In row i, the sheet metal material degreased in TrIchloräthylenda.mpf was used Phosphated without any pre-pickling. It was found that after a throughput of 2o dm2 sheet surface (five inserts) a good layer formation is no longer possible was. The phosphate coatings could be wiped off. The aluminum content was 0.279 / 1 gone up.

In row 2, the degreased sheet metal material was pickled in 10% sodium hydroxide solution at room temperature for 15 minutes, then rinsed thoroughly in running cold water (to prevent sodium hydroxide solution from being carried over into the phosphate bath) and then phosphated. 3 m 2 of sheet metal surface (75 inserts) were enforced without the coating formation deteriorating. The layers were still firmly adhering and finely crystalline, so that further work with the phosphate solution would still have been possible. However, the attempt was terminated in order to save material. The aluminum content of the bath solution had not increased. The pickling solution (bath size 11) was renewed after a throughput of 40 dm2 (ten uses).

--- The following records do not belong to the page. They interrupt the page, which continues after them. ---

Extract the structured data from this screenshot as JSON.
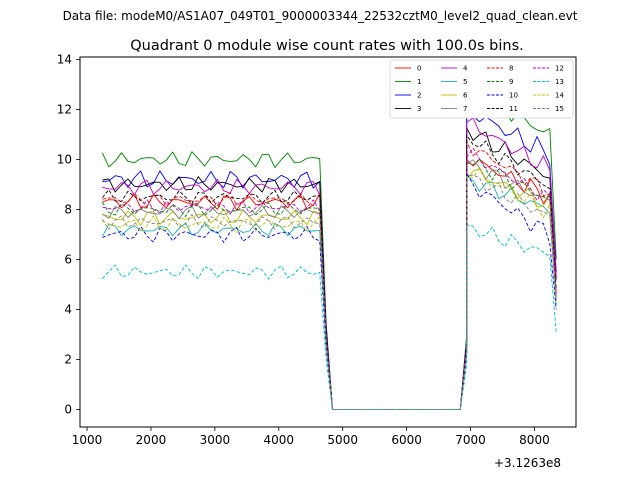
{
  "chart_data": {
    "type": "line",
    "suptitle": "Data file: modeM0/AS1A07_049T01_9000003344_22532cztM0_level2_quad_clean.evt",
    "title": "Quadrant 0 module wise count rates with 100.0s bins.",
    "xlabel": "",
    "ylabel": "",
    "x_offset_label": "+3.1263e8",
    "xlim": [
      890,
      8650
    ],
    "ylim": [
      -0.7,
      14.1
    ],
    "xticks": [
      1000,
      2000,
      3000,
      4000,
      5000,
      6000,
      7000,
      8000
    ],
    "yticks": [
      0,
      2,
      4,
      6,
      8,
      10,
      12,
      14
    ],
    "legend_position": "upper-right",
    "legend_columns": 4,
    "x": {
      "seg1_start": 1240,
      "seg1_end": 4640,
      "drop_x": [
        4740,
        4840
      ],
      "gap_x": [
        4840,
        6840
      ],
      "rise_x": [
        6840,
        6940
      ],
      "seg2_start": 6940,
      "seg2_end": 8240,
      "last_x": 8340,
      "step": 100
    },
    "series": [
      {
        "name": "0",
        "color": "#ff0000",
        "style": "solid",
        "base1": 8.3,
        "base2": 10.1,
        "end2": 8.5,
        "amp": 0.35,
        "last": 4.5,
        "drop": [
          3.0,
          0.9
        ],
        "rise": [
          1.0,
          2.5
        ]
      },
      {
        "name": "1",
        "color": "#008000",
        "style": "solid",
        "base1": 10.0,
        "base2": 12.8,
        "end2": 11.0,
        "amp": 0.35,
        "last": 6.0,
        "drop": [
          3.5,
          1.0
        ],
        "rise": [
          1.1,
          3.0
        ]
      },
      {
        "name": "2",
        "color": "#0000ff",
        "style": "solid",
        "base1": 9.2,
        "base2": 12.0,
        "end2": 10.2,
        "amp": 0.4,
        "last": 5.5,
        "drop": [
          3.3,
          1.0
        ],
        "rise": [
          1.0,
          2.8
        ]
      },
      {
        "name": "3",
        "color": "#000000",
        "style": "solid",
        "base1": 9.0,
        "base2": 11.2,
        "end2": 9.3,
        "amp": 0.35,
        "last": 5.2,
        "drop": [
          3.2,
          1.0
        ],
        "rise": [
          1.0,
          2.7
        ]
      },
      {
        "name": "4",
        "color": "#bf00bf",
        "style": "solid",
        "base1": 8.9,
        "base2": 11.5,
        "end2": 9.6,
        "amp": 0.35,
        "last": 5.3,
        "drop": [
          3.1,
          0.9
        ],
        "rise": [
          1.0,
          2.7
        ]
      },
      {
        "name": "5",
        "color": "#20b2aa",
        "style": "solid",
        "base1": 7.2,
        "base2": 9.2,
        "end2": 8.0,
        "amp": 0.3,
        "last": 4.2,
        "drop": [
          2.6,
          0.8
        ],
        "rise": [
          0.9,
          2.2
        ]
      },
      {
        "name": "6",
        "color": "#bfbf00",
        "style": "solid",
        "base1": 7.7,
        "base2": 9.6,
        "end2": 8.2,
        "amp": 0.35,
        "last": 4.4,
        "drop": [
          2.8,
          0.8
        ],
        "rise": [
          0.9,
          2.4
        ]
      },
      {
        "name": "7",
        "color": "#808080",
        "style": "solid",
        "base1": 7.9,
        "base2": 9.9,
        "end2": 8.3,
        "amp": 0.3,
        "last": 4.5,
        "drop": [
          2.8,
          0.8
        ],
        "rise": [
          0.9,
          2.4
        ]
      },
      {
        "name": "8",
        "color": "#ff0000",
        "style": "dashed",
        "base1": 8.4,
        "base2": 10.6,
        "end2": 8.7,
        "amp": 0.3,
        "last": 4.7,
        "drop": [
          3.0,
          0.9
        ],
        "rise": [
          1.0,
          2.6
        ]
      },
      {
        "name": "9",
        "color": "#008000",
        "style": "dashed",
        "base1": 8.0,
        "base2": 10.0,
        "end2": 8.4,
        "amp": 0.3,
        "last": 4.5,
        "drop": [
          2.9,
          0.8
        ],
        "rise": [
          0.9,
          2.5
        ]
      },
      {
        "name": "10",
        "color": "#0000ff",
        "style": "dashed",
        "base1": 7.0,
        "base2": 9.1,
        "end2": 7.0,
        "amp": 0.35,
        "last": 4.0,
        "drop": [
          2.5,
          0.7
        ],
        "rise": [
          0.8,
          2.2
        ]
      },
      {
        "name": "11",
        "color": "#000000",
        "style": "dashed",
        "base1": 8.5,
        "base2": 10.9,
        "end2": 8.9,
        "amp": 0.3,
        "last": 4.8,
        "drop": [
          3.1,
          0.9
        ],
        "rise": [
          1.0,
          2.6
        ]
      },
      {
        "name": "12",
        "color": "#bf00bf",
        "style": "dashed",
        "base1": 8.1,
        "base2": 10.3,
        "end2": 8.4,
        "amp": 0.3,
        "last": 4.6,
        "drop": [
          2.9,
          0.8
        ],
        "rise": [
          0.9,
          2.5
        ]
      },
      {
        "name": "13",
        "color": "#00bfbf",
        "style": "dashed",
        "base1": 5.5,
        "base2": 7.3,
        "end2": 6.2,
        "amp": 0.3,
        "last": 3.1,
        "drop": [
          2.0,
          0.6
        ],
        "rise": [
          0.7,
          1.8
        ]
      },
      {
        "name": "14",
        "color": "#bfbf00",
        "style": "dashed",
        "base1": 7.4,
        "base2": 9.6,
        "end2": 7.9,
        "amp": 0.35,
        "last": 4.3,
        "drop": [
          2.7,
          0.8
        ],
        "rise": [
          0.9,
          2.3
        ]
      },
      {
        "name": "15",
        "color": "#808080",
        "style": "dashed",
        "base1": 7.5,
        "base2": 9.4,
        "end2": 7.7,
        "amp": 0.3,
        "last": 4.3,
        "drop": [
          2.7,
          0.8
        ],
        "rise": [
          0.9,
          2.3
        ]
      }
    ]
  }
}
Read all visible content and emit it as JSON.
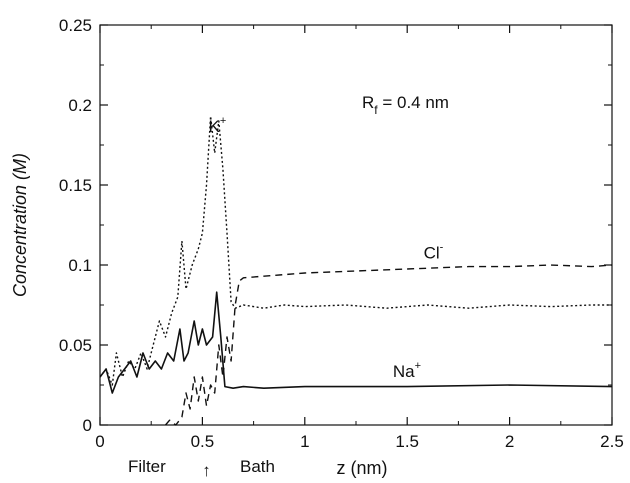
{
  "chart_data": {
    "type": "line",
    "title": "",
    "xlabel": "z (nm)",
    "ylabel": "Concentration (M)",
    "xlim": [
      0,
      2.5
    ],
    "ylim": [
      0,
      0.25
    ],
    "x_ticks": [
      "0",
      "0.5",
      "1",
      "1.5",
      "2",
      "2.5"
    ],
    "y_ticks": [
      "0",
      "0.05",
      "0.1",
      "0.15",
      "0.2",
      "0.25"
    ],
    "grid": false,
    "legend": "none",
    "annotations": {
      "rf_main": "R",
      "rf_sub": "f",
      "rf_value": " = 0.4 nm",
      "filter": "Filter",
      "bath": "Bath",
      "arrow": "↑",
      "arrow_x": 0.52
    },
    "series": [
      {
        "label_main": "K",
        "label_sup": "+",
        "label_x": 0.53,
        "label_y": 0.183,
        "style": "dotted",
        "points": [
          [
            0,
            0.03
          ],
          [
            0.03,
            0.035
          ],
          [
            0.06,
            0.025
          ],
          [
            0.08,
            0.045
          ],
          [
            0.11,
            0.03
          ],
          [
            0.14,
            0.04
          ],
          [
            0.17,
            0.035
          ],
          [
            0.2,
            0.045
          ],
          [
            0.23,
            0.035
          ],
          [
            0.26,
            0.05
          ],
          [
            0.29,
            0.065
          ],
          [
            0.32,
            0.055
          ],
          [
            0.35,
            0.07
          ],
          [
            0.38,
            0.08
          ],
          [
            0.4,
            0.115
          ],
          [
            0.42,
            0.085
          ],
          [
            0.45,
            0.1
          ],
          [
            0.48,
            0.11
          ],
          [
            0.5,
            0.12
          ],
          [
            0.52,
            0.15
          ],
          [
            0.54,
            0.193
          ],
          [
            0.56,
            0.17
          ],
          [
            0.58,
            0.19
          ],
          [
            0.6,
            0.16
          ],
          [
            0.62,
            0.12
          ],
          [
            0.64,
            0.077
          ],
          [
            0.66,
            0.073
          ],
          [
            0.7,
            0.075
          ],
          [
            0.8,
            0.073
          ],
          [
            0.9,
            0.075
          ],
          [
            1.0,
            0.074
          ],
          [
            1.2,
            0.075
          ],
          [
            1.4,
            0.073
          ],
          [
            1.6,
            0.075
          ],
          [
            1.8,
            0.073
          ],
          [
            2.0,
            0.075
          ],
          [
            2.2,
            0.074
          ],
          [
            2.4,
            0.075
          ],
          [
            2.5,
            0.075
          ]
        ]
      },
      {
        "label_main": "Cl",
        "label_sup": "-",
        "label_x": 1.58,
        "label_y": 0.104,
        "style": "dashed",
        "points": [
          [
            0.32,
            0.0
          ],
          [
            0.34,
            0.003
          ],
          [
            0.37,
            0.0
          ],
          [
            0.4,
            0.005
          ],
          [
            0.42,
            0.02
          ],
          [
            0.44,
            0.01
          ],
          [
            0.46,
            0.03
          ],
          [
            0.48,
            0.015
          ],
          [
            0.5,
            0.03
          ],
          [
            0.52,
            0.012
          ],
          [
            0.54,
            0.025
          ],
          [
            0.56,
            0.02
          ],
          [
            0.58,
            0.05
          ],
          [
            0.6,
            0.03
          ],
          [
            0.62,
            0.055
          ],
          [
            0.64,
            0.04
          ],
          [
            0.66,
            0.075
          ],
          [
            0.68,
            0.09
          ],
          [
            0.7,
            0.092
          ],
          [
            0.8,
            0.093
          ],
          [
            0.9,
            0.094
          ],
          [
            1.0,
            0.095
          ],
          [
            1.2,
            0.096
          ],
          [
            1.4,
            0.097
          ],
          [
            1.6,
            0.098
          ],
          [
            1.8,
            0.099
          ],
          [
            2.0,
            0.099
          ],
          [
            2.2,
            0.1
          ],
          [
            2.4,
            0.099
          ],
          [
            2.5,
            0.1
          ]
        ]
      },
      {
        "label_main": "Na",
        "label_sup": "+",
        "label_x": 1.43,
        "label_y": 0.03,
        "style": "solid",
        "points": [
          [
            0,
            0.03
          ],
          [
            0.03,
            0.035
          ],
          [
            0.06,
            0.02
          ],
          [
            0.09,
            0.03
          ],
          [
            0.12,
            0.035
          ],
          [
            0.15,
            0.04
          ],
          [
            0.18,
            0.03
          ],
          [
            0.21,
            0.045
          ],
          [
            0.24,
            0.035
          ],
          [
            0.27,
            0.04
          ],
          [
            0.3,
            0.035
          ],
          [
            0.33,
            0.045
          ],
          [
            0.36,
            0.04
          ],
          [
            0.39,
            0.06
          ],
          [
            0.41,
            0.04
          ],
          [
            0.43,
            0.045
          ],
          [
            0.46,
            0.065
          ],
          [
            0.48,
            0.05
          ],
          [
            0.5,
            0.06
          ],
          [
            0.52,
            0.05
          ],
          [
            0.55,
            0.055
          ],
          [
            0.57,
            0.083
          ],
          [
            0.59,
            0.055
          ],
          [
            0.61,
            0.024
          ],
          [
            0.65,
            0.023
          ],
          [
            0.7,
            0.024
          ],
          [
            0.8,
            0.023
          ],
          [
            1.0,
            0.024
          ],
          [
            1.2,
            0.024
          ],
          [
            1.5,
            0.024
          ],
          [
            2.0,
            0.025
          ],
          [
            2.5,
            0.024
          ]
        ]
      }
    ]
  }
}
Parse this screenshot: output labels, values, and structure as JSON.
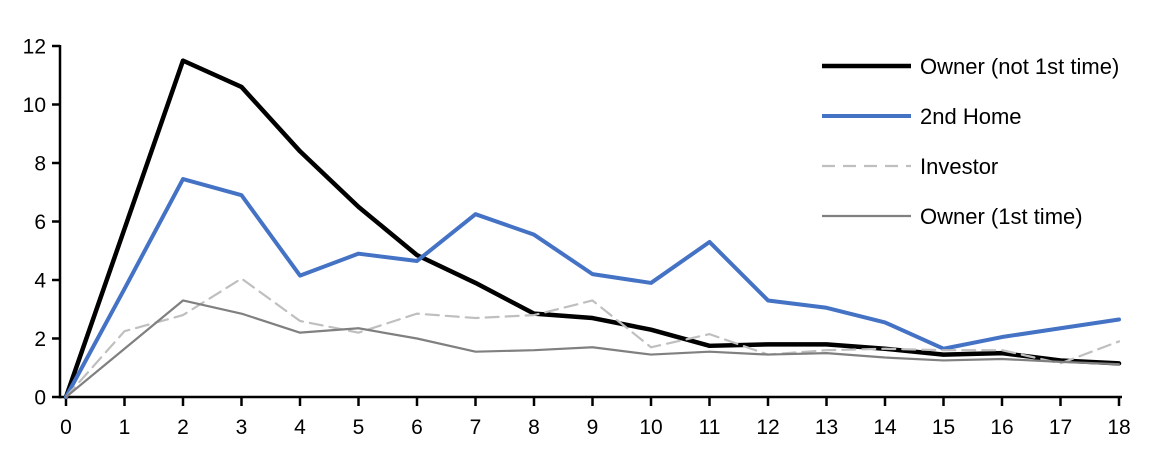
{
  "chart_data": {
    "type": "line",
    "title": "",
    "xlabel": "",
    "ylabel": "",
    "x": [
      0,
      1,
      2,
      3,
      4,
      5,
      6,
      7,
      8,
      9,
      10,
      11,
      12,
      13,
      14,
      15,
      16,
      17,
      18
    ],
    "xticks": [
      0,
      1,
      2,
      3,
      4,
      5,
      6,
      7,
      8,
      9,
      10,
      11,
      12,
      13,
      14,
      15,
      16,
      17,
      18
    ],
    "yticks": [
      0,
      2,
      4,
      6,
      8,
      10,
      12
    ],
    "ylim": [
      0,
      12
    ],
    "xlim": [
      0,
      18
    ],
    "grid": false,
    "legend_position": "top-right",
    "axis_color": "#000000",
    "series": [
      {
        "name": "Owner (not 1st time)",
        "color": "#000000",
        "style": "solid",
        "width": 4.5,
        "values": [
          0,
          5.75,
          11.5,
          10.6,
          8.4,
          6.5,
          4.85,
          3.9,
          2.85,
          2.7,
          2.3,
          1.75,
          1.8,
          1.8,
          1.65,
          1.45,
          1.5,
          1.25,
          1.15
        ]
      },
      {
        "name": "2nd Home",
        "color": "#4472C4",
        "style": "solid",
        "width": 4,
        "values": [
          0,
          3.7,
          7.45,
          6.9,
          4.15,
          4.9,
          4.65,
          6.25,
          5.55,
          4.2,
          3.9,
          5.3,
          3.3,
          3.05,
          2.55,
          1.65,
          2.05,
          2.35,
          2.65
        ]
      },
      {
        "name": "Investor",
        "color": "#BFBFBF",
        "style": "dashed",
        "width": 2.2,
        "values": [
          0,
          2.25,
          2.8,
          4.05,
          2.6,
          2.2,
          2.85,
          2.7,
          2.8,
          3.3,
          1.7,
          2.15,
          1.45,
          1.6,
          1.65,
          1.6,
          1.6,
          1.15,
          1.9
        ]
      },
      {
        "name": "Owner (1st time)",
        "color": "#808080",
        "style": "solid",
        "width": 2.2,
        "values": [
          0,
          1.65,
          3.3,
          2.85,
          2.2,
          2.35,
          2.0,
          1.55,
          1.6,
          1.7,
          1.45,
          1.55,
          1.45,
          1.5,
          1.35,
          1.25,
          1.3,
          1.2,
          1.12
        ]
      }
    ]
  }
}
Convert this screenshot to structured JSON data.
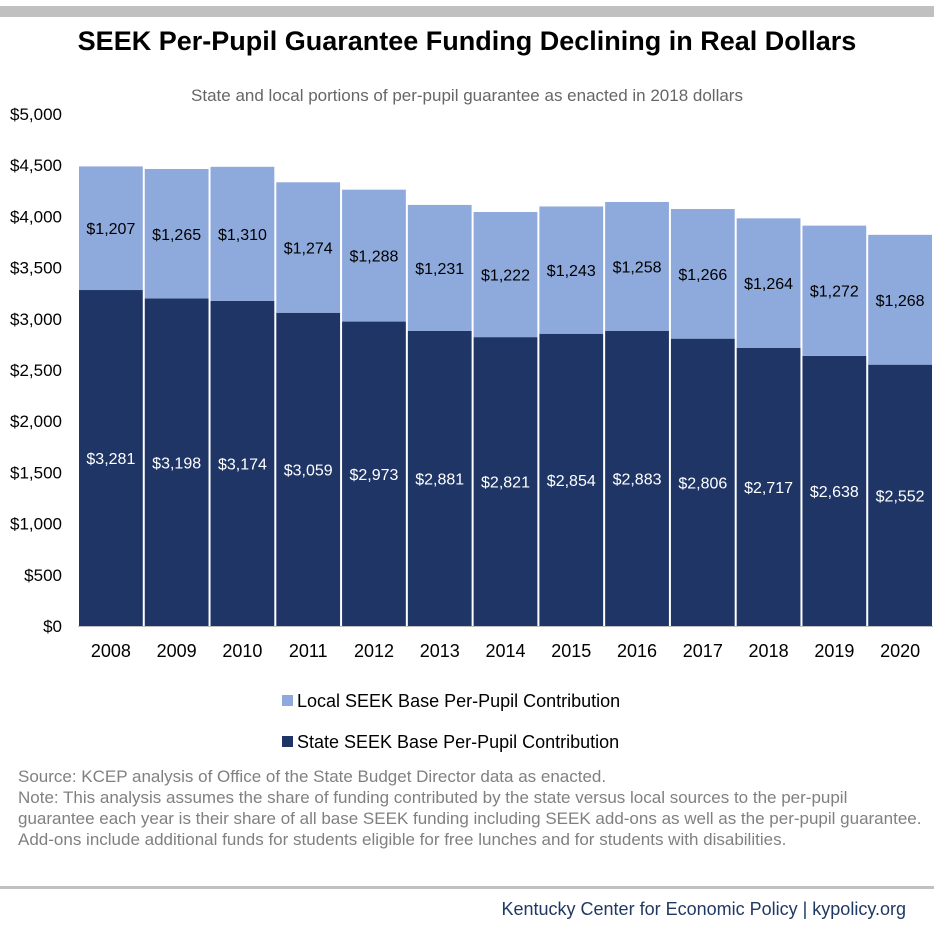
{
  "chart_data": {
    "type": "bar",
    "stacked": true,
    "title": "SEEK Per-Pupil Guarantee Funding Declining in Real Dollars",
    "subtitle": "State and local portions of per-pupil guarantee as enacted in 2018 dollars",
    "categories": [
      "2008",
      "2009",
      "2010",
      "2011",
      "2012",
      "2013",
      "2014",
      "2015",
      "2016",
      "2017",
      "2018",
      "2019",
      "2020"
    ],
    "series": [
      {
        "name": "State SEEK Base Per-Pupil Contribution",
        "color": "#1f3566",
        "values": [
          3281,
          3198,
          3174,
          3059,
          2973,
          2881,
          2821,
          2854,
          2883,
          2806,
          2717,
          2638,
          2552
        ],
        "labels": [
          "$3,281",
          "$3,198",
          "$3,174",
          "$3,059",
          "$2,973",
          "$2,881",
          "$2,821",
          "$2,854",
          "$2,883",
          "$2,806",
          "$2,717",
          "$2,638",
          "$2,552"
        ]
      },
      {
        "name": "Local SEEK Base Per-Pupil Contribution",
        "color": "#8ea9db",
        "values": [
          1207,
          1265,
          1310,
          1274,
          1288,
          1231,
          1222,
          1243,
          1258,
          1266,
          1264,
          1272,
          1268
        ],
        "labels": [
          "$1,207",
          "$1,265",
          "$1,310",
          "$1,274",
          "$1,288",
          "$1,231",
          "$1,222",
          "$1,243",
          "$1,258",
          "$1,266",
          "$1,264",
          "$1,272",
          "$1,268"
        ]
      }
    ],
    "ylim": [
      0,
      5000
    ],
    "yticks": [
      0,
      500,
      1000,
      1500,
      2000,
      2500,
      3000,
      3500,
      4000,
      4500,
      5000
    ],
    "ytick_labels": [
      "$0",
      "$500",
      "$1,000",
      "$1,500",
      "$2,000",
      "$2,500",
      "$3,000",
      "$3,500",
      "$4,000",
      "$4,500",
      "$5,000"
    ],
    "grid": false,
    "legend_position": "bottom"
  },
  "notes": {
    "source": "Source: KCEP analysis of Office of the State Budget Director data as enacted.",
    "note": "Note: This analysis assumes the share of funding contributed by the state versus local sources to the per-pupil guarantee each year is their share of all base SEEK funding including SEEK add-ons as well as the per-pupil guarantee. Add-ons include additional funds for students eligible for free lunches and for students with disabilities."
  },
  "footer": "Kentucky Center for Economic Policy | kypolicy.org"
}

After this throughput, it contained 0.5 g of aluminum per liter, but only below 0.5 g of zinc per liter. The selective leaching of the aliminium from the zinc alloy by the caustic soda can thus be clearly seen.

Row 3 was also pickled in 10% sodium hydroxide solution for 15 minutes, but at 0 ° C. and, after thorough rinsing, phosphated in running, cold water for 5 minutes. Here, too, the phosphate bath still worked after a throughput of 3 m = sheet surface: flawlessly. The coatings were firmly adherent and finely crystalline. Here, too, the bathroom solution could still have been used. The aluminum content in the bathroom had not increased. The pickling liquor (bath size 11) was renewed after a throughput of 40 dm2 of sheet surface. After this throughput, it contained around 1.8 g aluminum per liter, but practically no zinc (less than 0.08 g zinc per liter).

It is already known to pickle zinc and its Degi: erunben with alkaline to clean them, especially to degrease them. In the case of the present proceedings However, it is not about cleaning alloys before phosphating, but rather about pickling parts, regardless of whether they need cleaning - or not, namely a pickling process to such an extent that aluminum is removed from the surface is selectively extracted. Such a widespread attack on the metal will be one does not intend when cleaning, yes, try to prevent if possible, in the event of the invention, it is intended to achieve a particular effect will.

The caustic soda chosen in the example is primarily used as a pickling agent into consideration. However, other alkaline solutions can also be used, which are able to selectively dissolve aluminum from the zinc alloy.

Claims (1)

PATENT CLAIM: Process for reducing the poisoning of phosphate solutions by aluminum when phosphating aluminum-containing zinc alloys, characterized in that the alloys are pickled with an alkaline solution, preferably sodium hydroxide solution, before the phosphate treatment, to such an extent that aluminum is selectively dissolved out of the surface layer will. To distinguish the subject of the application from the state of the art, the following publications were considered in the granting procedure: Bauer, O. Kröhnke, G. Masing, Die Korrosion Metallischer Werkstoffe, Vol. 3, 1940, p. 567; Arthur Burkhardt, Technologie der Zinklegüerungen, 1940, p.308; German electroplater - calendar 1941, p. I 22.